I swallowed my nausea and stared at Alexander in disbelief.
"Why the hell did you throw this poor bastard's finger on my desk?"
"That's what I should be asking you! What kind of psycho have you pissed off!" Alexander roared. "Some untraceable lunatic left this thing at our front gate. He even included a handwritten note!"
He ground his teeth, as if forcing out the words.
"'If you keep arranging dates for her, the next unlucky bastard will lose more than just a finger.'"
I stared at the bloodless digit, swallowing hard to suppress the violent urge to vomit.
Victor.
This was absolutely his work. One hundred percent.
Last night I'd asked for protection. Today, he'd severed Alexander's marriage fantasies with a bloody finger.
From now on, probably no elite family in New York would risk dismemberment to propose to me.
So that evening, instead of sitting in a three-Michelin-star restaurant in custom couture making small talk with Charlie Smith, I lay quietly in my new apartment's soft bed.
I curled under the covers, staring blankly at the white ceiling.
Insomnia again.
Everything had happened so fast lately. My nerves stayed perpetually wired. I couldn't close my eyes.

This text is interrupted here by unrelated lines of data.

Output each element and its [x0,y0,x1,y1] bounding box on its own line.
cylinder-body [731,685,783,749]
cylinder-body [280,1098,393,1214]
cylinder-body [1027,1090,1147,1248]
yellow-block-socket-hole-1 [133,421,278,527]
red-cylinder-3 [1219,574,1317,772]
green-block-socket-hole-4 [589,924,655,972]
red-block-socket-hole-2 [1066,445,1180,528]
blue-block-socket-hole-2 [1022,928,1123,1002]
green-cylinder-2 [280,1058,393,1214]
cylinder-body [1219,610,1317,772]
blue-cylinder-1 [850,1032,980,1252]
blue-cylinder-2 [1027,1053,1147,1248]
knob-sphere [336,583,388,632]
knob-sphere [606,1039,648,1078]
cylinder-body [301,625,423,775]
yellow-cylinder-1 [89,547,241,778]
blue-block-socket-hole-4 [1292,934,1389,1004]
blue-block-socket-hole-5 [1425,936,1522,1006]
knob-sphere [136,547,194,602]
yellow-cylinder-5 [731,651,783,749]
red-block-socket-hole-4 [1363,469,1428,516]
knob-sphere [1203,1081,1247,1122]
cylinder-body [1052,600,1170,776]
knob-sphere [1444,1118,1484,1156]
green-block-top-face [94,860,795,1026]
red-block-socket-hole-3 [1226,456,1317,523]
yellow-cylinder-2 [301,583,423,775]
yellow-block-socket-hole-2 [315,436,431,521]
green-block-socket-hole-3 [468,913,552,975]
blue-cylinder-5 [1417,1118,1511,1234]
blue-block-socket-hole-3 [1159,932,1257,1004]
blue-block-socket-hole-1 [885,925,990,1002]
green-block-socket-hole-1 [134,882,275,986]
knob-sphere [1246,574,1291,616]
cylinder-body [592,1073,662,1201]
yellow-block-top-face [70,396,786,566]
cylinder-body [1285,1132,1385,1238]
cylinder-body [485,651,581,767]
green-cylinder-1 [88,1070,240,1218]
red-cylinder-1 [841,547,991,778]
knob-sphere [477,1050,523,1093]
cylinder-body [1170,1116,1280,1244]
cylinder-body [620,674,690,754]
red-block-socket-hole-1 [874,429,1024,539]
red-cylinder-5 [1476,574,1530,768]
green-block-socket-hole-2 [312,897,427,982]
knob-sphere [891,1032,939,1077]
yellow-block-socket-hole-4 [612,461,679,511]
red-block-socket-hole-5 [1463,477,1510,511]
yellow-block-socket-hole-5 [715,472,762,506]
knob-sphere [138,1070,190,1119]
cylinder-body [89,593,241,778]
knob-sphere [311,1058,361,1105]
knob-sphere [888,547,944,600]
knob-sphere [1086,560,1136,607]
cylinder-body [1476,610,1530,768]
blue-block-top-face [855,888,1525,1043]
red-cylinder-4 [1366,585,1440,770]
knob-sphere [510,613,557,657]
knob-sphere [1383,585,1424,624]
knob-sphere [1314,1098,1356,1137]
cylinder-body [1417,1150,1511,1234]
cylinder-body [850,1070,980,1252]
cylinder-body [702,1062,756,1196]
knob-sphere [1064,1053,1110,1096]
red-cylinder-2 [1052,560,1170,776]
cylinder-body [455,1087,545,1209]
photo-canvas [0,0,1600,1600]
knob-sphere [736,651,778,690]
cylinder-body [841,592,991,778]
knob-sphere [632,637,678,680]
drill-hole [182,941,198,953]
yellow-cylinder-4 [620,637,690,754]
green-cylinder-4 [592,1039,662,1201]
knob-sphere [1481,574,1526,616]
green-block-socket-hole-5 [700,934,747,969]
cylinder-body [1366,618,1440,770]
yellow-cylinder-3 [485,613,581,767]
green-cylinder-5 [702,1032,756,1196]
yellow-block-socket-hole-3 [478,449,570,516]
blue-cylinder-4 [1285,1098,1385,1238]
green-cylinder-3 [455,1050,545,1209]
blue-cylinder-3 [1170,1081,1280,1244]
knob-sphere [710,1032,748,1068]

My phone's sudden ring startled me.
The screen glowed in the darkness. A video call request.
I stared at the number—no contact name—and instantly recognized it as the mysterious caller from outside the bar last night.
Victor.
I took a deep breath, steadied my racing heart, and instinctively reached up to smooth my messy hair. Then I realized how stupid that was.
I dropped my hand irritably, cursing my own ridiculousness.
God, Evelyn. You're not some lovesick teenager. What are you so nervous about? I steeled myself and pressed accept.
Victor's overwhelmingly intimidating face filled the screen.
Even through a phone, that face radiated suffocating aggression. His deep brow cast shadows in the front camera's light. His black shirt hung open two buttons as usual, revealing his solid collarbone. The background looked like some extremely dark room.
"I'm calling," his voice came through the speaker—low, lazy—"to personally confirm something. Whether my girl is behaving herself in her own bed tonight."
We'd signed our arrangement yesterday, and this control freak was already checking up on me. I didn't know whether to admire his efficiency or worry about my future—at this rate, he'd have surveillance cameras installed in a week, an electronic ankle monitor welded on in two.
"I'm in bed." I raised the phone, panning the camera to show half the bedroom layout, proving my compliance to this control freak. "As you can see. I'm not out with any nine-fingered men."
Victor's lips curved into a devastatingly charming smile.
"Good. I'm pleased with your obedience."
He lifted his glass and took a sip. Then he lowered his voice. That magnetic tone sent tingles through my eardrums.
"Now, are you ready to pay the generous fee for me ruining that boring date, Evelyn?"